Der ehemalige Meister des Twists kehrt zurück: M. Night Shyamalan inszeniert mit Split einen Film, in dem James McAvoy 23 Identitäten verkörpert. Zumindest beinahe.
Es gibt für Künstler und speziell für solche, die im System Hollywood arbeiten, wohl nichts härteres, als sich aus einem kreativen wie kommerziellen Loch heraus zu schaufeln und wieder an alte Glanztage anzuknüpfen. M. Night Shyamalan ist einer, der das schon länger versucht: Dem unfassbaren Erfolg von The Sixth Sense und dem noch immer guten Unbreakable folgten Filme, die zwar Erfolg an den Kassen, nicht aber bei den Kritikern erfuhren.

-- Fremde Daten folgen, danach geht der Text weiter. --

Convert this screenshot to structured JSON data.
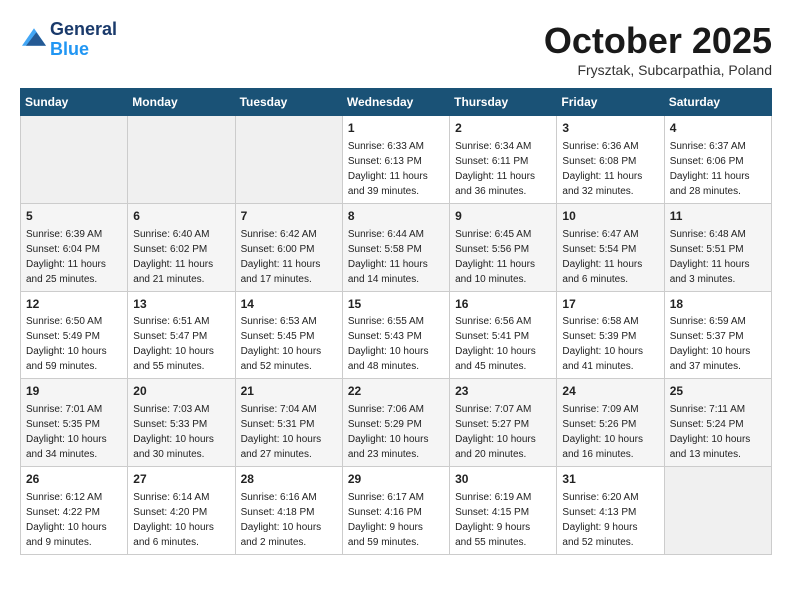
{
  "header": {
    "logo_line1": "General",
    "logo_line2": "Blue",
    "month": "October 2025",
    "location": "Frysztak, Subcarpathia, Poland"
  },
  "days_of_week": [
    "Sunday",
    "Monday",
    "Tuesday",
    "Wednesday",
    "Thursday",
    "Friday",
    "Saturday"
  ],
  "weeks": [
    [
      {
        "day": "",
        "info": ""
      },
      {
        "day": "",
        "info": ""
      },
      {
        "day": "",
        "info": ""
      },
      {
        "day": "1",
        "info": "Sunrise: 6:33 AM\nSunset: 6:13 PM\nDaylight: 11 hours\nand 39 minutes."
      },
      {
        "day": "2",
        "info": "Sunrise: 6:34 AM\nSunset: 6:11 PM\nDaylight: 11 hours\nand 36 minutes."
      },
      {
        "day": "3",
        "info": "Sunrise: 6:36 AM\nSunset: 6:08 PM\nDaylight: 11 hours\nand 32 minutes."
      },
      {
        "day": "4",
        "info": "Sunrise: 6:37 AM\nSunset: 6:06 PM\nDaylight: 11 hours\nand 28 minutes."
      }
    ],
    [
      {
        "day": "5",
        "info": "Sunrise: 6:39 AM\nSunset: 6:04 PM\nDaylight: 11 hours\nand 25 minutes."
      },
      {
        "day": "6",
        "info": "Sunrise: 6:40 AM\nSunset: 6:02 PM\nDaylight: 11 hours\nand 21 minutes."
      },
      {
        "day": "7",
        "info": "Sunrise: 6:42 AM\nSunset: 6:00 PM\nDaylight: 11 hours\nand 17 minutes."
      },
      {
        "day": "8",
        "info": "Sunrise: 6:44 AM\nSunset: 5:58 PM\nDaylight: 11 hours\nand 14 minutes."
      },
      {
        "day": "9",
        "info": "Sunrise: 6:45 AM\nSunset: 5:56 PM\nDaylight: 11 hours\nand 10 minutes."
      },
      {
        "day": "10",
        "info": "Sunrise: 6:47 AM\nSunset: 5:54 PM\nDaylight: 11 hours\nand 6 minutes."
      },
      {
        "day": "11",
        "info": "Sunrise: 6:48 AM\nSunset: 5:51 PM\nDaylight: 11 hours\nand 3 minutes."
      }
    ],
    [
      {
        "day": "12",
        "info": "Sunrise: 6:50 AM\nSunset: 5:49 PM\nDaylight: 10 hours\nand 59 minutes."
      },
      {
        "day": "13",
        "info": "Sunrise: 6:51 AM\nSunset: 5:47 PM\nDaylight: 10 hours\nand 55 minutes."
      },
      {
        "day": "14",
        "info": "Sunrise: 6:53 AM\nSunset: 5:45 PM\nDaylight: 10 hours\nand 52 minutes."
      },
      {
        "day": "15",
        "info": "Sunrise: 6:55 AM\nSunset: 5:43 PM\nDaylight: 10 hours\nand 48 minutes."
      },
      {
        "day": "16",
        "info": "Sunrise: 6:56 AM\nSunset: 5:41 PM\nDaylight: 10 hours\nand 45 minutes."
      },
      {
        "day": "17",
        "info": "Sunrise: 6:58 AM\nSunset: 5:39 PM\nDaylight: 10 hours\nand 41 minutes."
      },
      {
        "day": "18",
        "info": "Sunrise: 6:59 AM\nSunset: 5:37 PM\nDaylight: 10 hours\nand 37 minutes."
      }
    ],
    [
      {
        "day": "19",
        "info": "Sunrise: 7:01 AM\nSunset: 5:35 PM\nDaylight: 10 hours\nand 34 minutes."
      },
      {
        "day": "20",
        "info": "Sunrise: 7:03 AM\nSunset: 5:33 PM\nDaylight: 10 hours\nand 30 minutes."
      },
      {
        "day": "21",
        "info": "Sunrise: 7:04 AM\nSunset: 5:31 PM\nDaylight: 10 hours\nand 27 minutes."
      },
      {
        "day": "22",
        "info": "Sunrise: 7:06 AM\nSunset: 5:29 PM\nDaylight: 10 hours\nand 23 minutes."
      },
      {
        "day": "23",
        "info": "Sunrise: 7:07 AM\nSunset: 5:27 PM\nDaylight: 10 hours\nand 20 minutes."
      },
      {
        "day": "24",
        "info": "Sunrise: 7:09 AM\nSunset: 5:26 PM\nDaylight: 10 hours\nand 16 minutes."
      },
      {
        "day": "25",
        "info": "Sunrise: 7:11 AM\nSunset: 5:24 PM\nDaylight: 10 hours\nand 13 minutes."
      }
    ],
    [
      {
        "day": "26",
        "info": "Sunrise: 6:12 AM\nSunset: 4:22 PM\nDaylight: 10 hours\nand 9 minutes."
      },
      {
        "day": "27",
        "info": "Sunrise: 6:14 AM\nSunset: 4:20 PM\nDaylight: 10 hours\nand 6 minutes."
      },
      {
        "day": "28",
        "info": "Sunrise: 6:16 AM\nSunset: 4:18 PM\nDaylight: 10 hours\nand 2 minutes."
      },
      {
        "day": "29",
        "info": "Sunrise: 6:17 AM\nSunset: 4:16 PM\nDaylight: 9 hours\nand 59 minutes."
      },
      {
        "day": "30",
        "info": "Sunrise: 6:19 AM\nSunset: 4:15 PM\nDaylight: 9 hours\nand 55 minutes."
      },
      {
        "day": "31",
        "info": "Sunrise: 6:20 AM\nSunset: 4:13 PM\nDaylight: 9 hours\nand 52 minutes."
      },
      {
        "day": "",
        "info": ""
      }
    ]
  ]
}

The Visit von 2015 erhielt immerhin ein paar lobende Worte, mit Split könnte nun das große Comeback erfolgen – der US-Kinostart verlief zumindest schon einmal äußerst erfolgreich.
23 Psychos
Das dürfte in erster Linie an der Prämisse liegen, die sich hochspannend anhört: James McAvoy spielt einen Mann mit 23 Persönlichkeiten. Bereits das wird das Interesse vieler geweckt haben, doch eine interessante Prämisse allein macht natürlich noch keinen guten Film. Shyamalan hat um diese Grundidee eine Geschichte gestrickt, in der er seinen Hauptdarsteller in die Rolle des Antagonisten versetzt, welcher drei junge Mädchen von der Straße entführt, festhält und sie auf die Ankunft der ominösen „Bestie“ vorbereitet.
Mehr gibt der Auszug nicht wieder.